With a hidden micro-casette recorder, they recorded some of their meetings with the movie-obsessed leader.
Experts say the tapes could even help shed light on Kim's son, the inscrutable young leader who rules the country today: Kim Jong Un.
Kim is heard apologizing to them for the kidnapping technique, promising money and resources for the film industry, and complaining about the quality of the movies his country has been producing.
"Why do all of our films have the same ideological plots? There is nothing new about them."
He also finds his country's filmmakers lacking, compared to those of his more-successful rivals to the South.
"We don't have any films that get into film festivals. But in South Korea, they have better technology. They are like college students; we are just in nursery school. People here are so close minded."
On a more personal note, according to Choi, he made fun of his diminutive stature when he first met her. "Look at me," she said he told her. "Aren't I small," and then made a crude self-deprecating comparison.
At the time, Kim was head of the country's ministry for culture and propaganda. Shin and Choi both described Kim as someone who micromanaged everything, according to Paul Fischer, who wrote a book about the kidnapping.
"Kim Jong Il was a film fanatic himself," says Fischer.

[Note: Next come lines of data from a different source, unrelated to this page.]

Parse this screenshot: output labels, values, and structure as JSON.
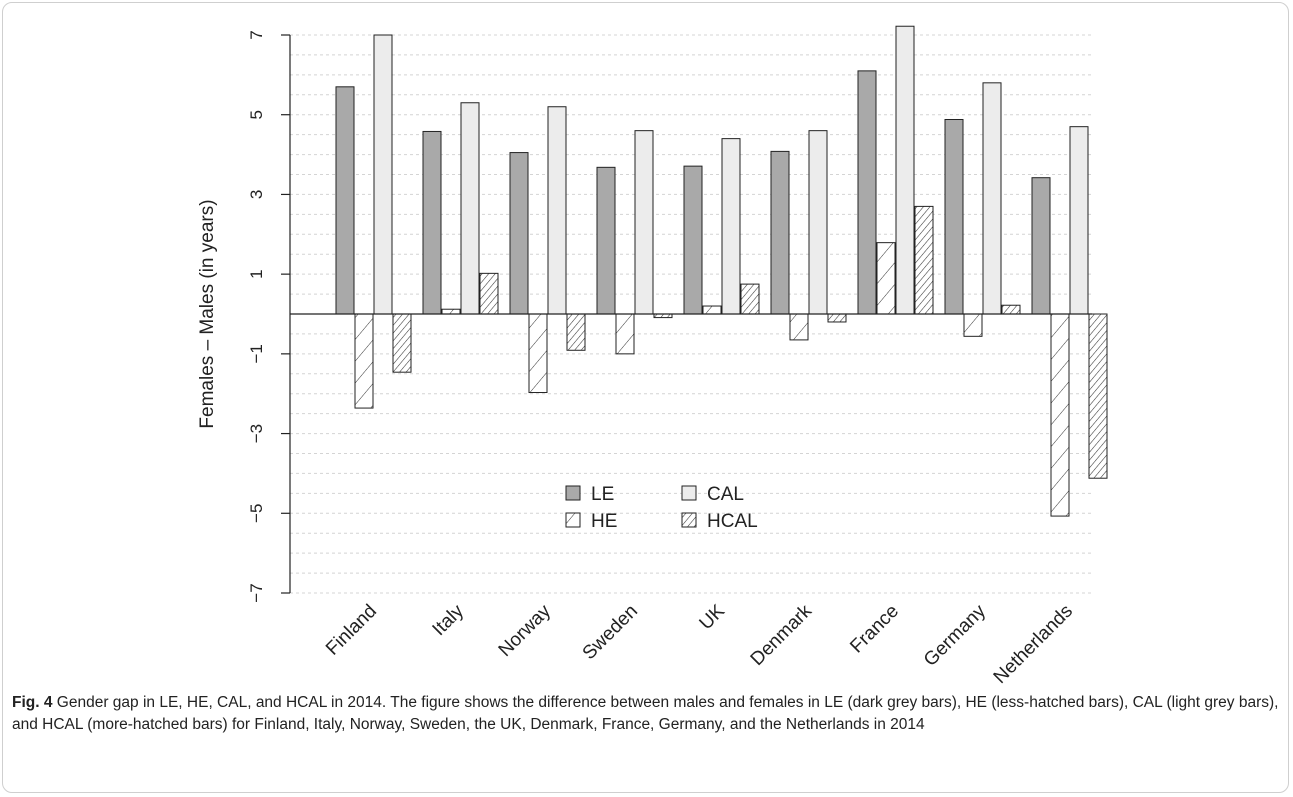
{
  "chart_data": {
    "type": "bar",
    "categories": [
      "Finland",
      "Italy",
      "Norway",
      "Sweden",
      "UK",
      "Denmark",
      "France",
      "Germany",
      "Netherlands"
    ],
    "series": [
      {
        "name": "LE",
        "pattern": "dark",
        "values": [
          5.7,
          4.58,
          4.05,
          3.68,
          3.71,
          4.08,
          6.1,
          4.88,
          3.42
        ]
      },
      {
        "name": "HE",
        "pattern": "hatch-light",
        "values": [
          -2.36,
          0.12,
          -1.97,
          -1.0,
          0.2,
          -0.65,
          1.79,
          -0.56,
          -5.07
        ]
      },
      {
        "name": "CAL",
        "pattern": "light",
        "values": [
          7.0,
          5.3,
          5.2,
          4.6,
          4.4,
          4.6,
          7.22,
          5.8,
          4.7
        ]
      },
      {
        "name": "HCAL",
        "pattern": "hatch-dense",
        "values": [
          -1.46,
          1.02,
          -0.91,
          -0.09,
          0.75,
          -0.2,
          2.7,
          0.22,
          -4.12
        ]
      }
    ],
    "ylabel": "Females – Males (in years)",
    "ylim": [
      -7,
      7.3
    ],
    "yticks": [
      -7,
      -5,
      -3,
      -1,
      1,
      3,
      5,
      7
    ],
    "ytick_labels": [
      "−7",
      "−5",
      "−3",
      "−1",
      "1",
      "3",
      "5",
      "7"
    ],
    "grid": true,
    "legend_position": "lower-center",
    "colors": {
      "dark": "#a9a9a9",
      "light": "#ececec",
      "stroke": "#222222",
      "grid": "#d4d4d4"
    }
  },
  "caption": {
    "label": "Fig. 4",
    "text": " Gender gap in LE, HE, CAL, and HCAL in 2014. The figure shows the difference between males and females in LE (dark grey bars), HE (less-hatched bars), CAL (light grey bars), and HCAL (more-hatched bars) for Finland, Italy, Norway, Sweden, the UK, Denmark, France, Germany, and the Netherlands in 2014"
  }
}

Choi and Shin eventually slipped their North Korean minders during a trip to Europe and defected, eventually reaching the US.
But even before they did, they smuggled the audiotapes out during a previous trip, and an intermediary brought the recordings to the State Department in 1985.
"My jaw dropped," said David Straub, a Korea specialist at the State Department at the time, who received the tapes and began listening to them.
"Hours and hours of recordings of Kim Jong Il speaking relatively freely would be an intelligence windfall for the American government, since we'd never heard him speak before, much less privately."
Greg Scarlatoiu, of the Committee for Human Rights in North Korea, said that the tapes showed that Kim was insecure about everything including the thing he loved most -- movies -- and this trait was likely shared by his youngest son Kim Jong Un.
"Just like his father before, this leader of North Korea must suffer from a complex of inferiority as well," he said. "The insecurity was surely something that Kim Jong Un inherited."